Values below for today: 2015-07-14 15:33

Pattern From Until
2015 2015-01-01 00:00 2015-12-31 23:59
ytd 2015-01-01 00:00 2015-07-14 15:33
current-year 2015-01-01 00:00 2015-07-31 23:59
previous-year 2014-01-01 00:00 2014-12-31 23:59
2015-07 2015-07-01 00:00 2015-07-31 23:59
mtd 2015-07-01 00:00 2015-07-14 15:33
current-month 2015-07-01 00:00 2015-07-31 23:59
previous-month 2015-06-01 00:00 2015-06-30 23:59
2015-12-31 2015-12-31 00:00 2015-12-31 23:59
today 2015-07-14 00:00 2015-07-14 23:59
yesterday 2015-07-13 00:00 2015-07-13 23:59

Difference between ytd and current-year (mtd and current-month respectively) is that ytd will return DateTime.now vs. current-month spans from first to last day of the month.

DatePeriodParser.parse

from,until = DatePeriodParser.parse("2014")
from # => #<DateTime 2014-01-01T00:00:00.000+0000")
until   # => #<DateTime 2014-12-31T23:59:59.999+0000")

# offsets:
from,until = DatePeriodParser.parse("2014", offset: "+0700")
from # => #<DateTime 2014-01-01T00:00:00.000+0700")
until   # => #<DateTime 2014-12-31T23:59:59.999+0700")

# invalid periods
DatePeriodParser.parse("123213")
# => nil

# so you can do:
from,until = DatePeriodParser.parse("123213")
from  ||= DateTime.yesterday
until ||= DateTime.now

# parse! raises ArgumentError for invalid periods
from,until = DatePeriodParser.parse!("123213")
#=> ArgumentError

# use :default option when period is optional
DatePeriodParser.parse(nil, default: "2014")
DatePeriodParser.parse("", default: "2014")

DatePeriodParser.range

Works the same as DatePeriodParser.parse but returns a range.

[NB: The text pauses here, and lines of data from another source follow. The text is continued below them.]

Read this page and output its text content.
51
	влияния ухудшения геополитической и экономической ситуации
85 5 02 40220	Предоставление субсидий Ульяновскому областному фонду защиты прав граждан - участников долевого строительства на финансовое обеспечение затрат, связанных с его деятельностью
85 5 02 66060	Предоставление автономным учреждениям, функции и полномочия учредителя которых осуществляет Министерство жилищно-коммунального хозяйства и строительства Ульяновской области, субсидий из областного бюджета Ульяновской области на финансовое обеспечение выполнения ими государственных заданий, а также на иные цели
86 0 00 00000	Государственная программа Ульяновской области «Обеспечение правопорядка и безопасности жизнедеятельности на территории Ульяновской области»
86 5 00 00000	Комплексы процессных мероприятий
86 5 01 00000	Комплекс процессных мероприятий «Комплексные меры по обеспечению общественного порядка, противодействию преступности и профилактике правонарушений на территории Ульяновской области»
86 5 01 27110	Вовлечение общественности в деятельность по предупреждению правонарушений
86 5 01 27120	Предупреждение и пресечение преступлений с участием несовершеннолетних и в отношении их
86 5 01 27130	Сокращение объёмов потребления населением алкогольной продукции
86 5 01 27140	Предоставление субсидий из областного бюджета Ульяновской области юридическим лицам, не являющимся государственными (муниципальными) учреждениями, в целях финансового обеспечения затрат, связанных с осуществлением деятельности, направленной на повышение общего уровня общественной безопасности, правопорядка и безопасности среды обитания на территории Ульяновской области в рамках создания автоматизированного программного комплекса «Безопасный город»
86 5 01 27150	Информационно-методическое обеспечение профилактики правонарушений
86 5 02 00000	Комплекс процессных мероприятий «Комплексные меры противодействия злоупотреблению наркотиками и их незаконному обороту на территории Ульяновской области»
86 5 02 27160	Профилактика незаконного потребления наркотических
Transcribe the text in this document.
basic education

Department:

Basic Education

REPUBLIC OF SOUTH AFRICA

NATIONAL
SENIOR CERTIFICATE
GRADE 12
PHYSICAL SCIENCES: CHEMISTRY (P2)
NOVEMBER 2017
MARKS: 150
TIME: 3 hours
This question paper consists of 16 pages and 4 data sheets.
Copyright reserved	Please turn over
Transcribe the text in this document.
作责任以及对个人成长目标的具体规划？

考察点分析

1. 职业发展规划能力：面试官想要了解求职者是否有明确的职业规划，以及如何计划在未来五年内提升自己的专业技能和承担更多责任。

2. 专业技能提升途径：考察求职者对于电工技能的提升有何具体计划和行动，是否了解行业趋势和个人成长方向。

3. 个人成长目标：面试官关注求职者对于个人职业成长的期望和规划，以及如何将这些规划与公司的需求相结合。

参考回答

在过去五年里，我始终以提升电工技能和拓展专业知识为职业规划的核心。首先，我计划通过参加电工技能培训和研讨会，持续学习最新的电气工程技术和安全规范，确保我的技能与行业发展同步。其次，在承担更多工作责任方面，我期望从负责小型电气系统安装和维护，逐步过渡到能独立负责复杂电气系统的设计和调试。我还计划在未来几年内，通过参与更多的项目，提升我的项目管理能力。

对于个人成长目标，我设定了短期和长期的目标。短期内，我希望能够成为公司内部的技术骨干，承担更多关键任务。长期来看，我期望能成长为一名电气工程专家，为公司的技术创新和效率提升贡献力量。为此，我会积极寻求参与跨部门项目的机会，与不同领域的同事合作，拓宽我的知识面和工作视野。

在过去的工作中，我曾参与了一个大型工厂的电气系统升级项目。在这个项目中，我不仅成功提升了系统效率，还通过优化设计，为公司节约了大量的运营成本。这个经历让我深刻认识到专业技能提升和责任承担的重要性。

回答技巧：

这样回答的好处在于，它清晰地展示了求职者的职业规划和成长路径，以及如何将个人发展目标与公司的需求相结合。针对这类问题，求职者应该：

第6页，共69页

rng = DatePeriodParser.range("2014")
rng.member? DateTime.new(2014,8,6)

# invalid periods return nil
rng = DatePeriodParser.range("dsf89sfd")
# => nil

# range! raises ArgumentError for invalid periods
rng = DatePeriodParser.range!("dsf89sfd")
#=> ArgumentError

Development

After checking out the repo, run bin/setup to install dependencies. Then, run rake rspec to run the tests. You can also run bin/console for an interactive prompt that will allow you to experiment.

To install this gem onto your local machine, run bundle exec rake install. To release a new version, update the version number in version.rb, and then run bundle exec rake release, which will create a git tag for the version, push git commits and tags, and push the .gem file to rubygems.org.

Contributing

Bug reports and pull requests are welcome on GitHub at https://github.com/hasclss/date_period_parser.

License

The gem is available as open source under the terms of the MIT License.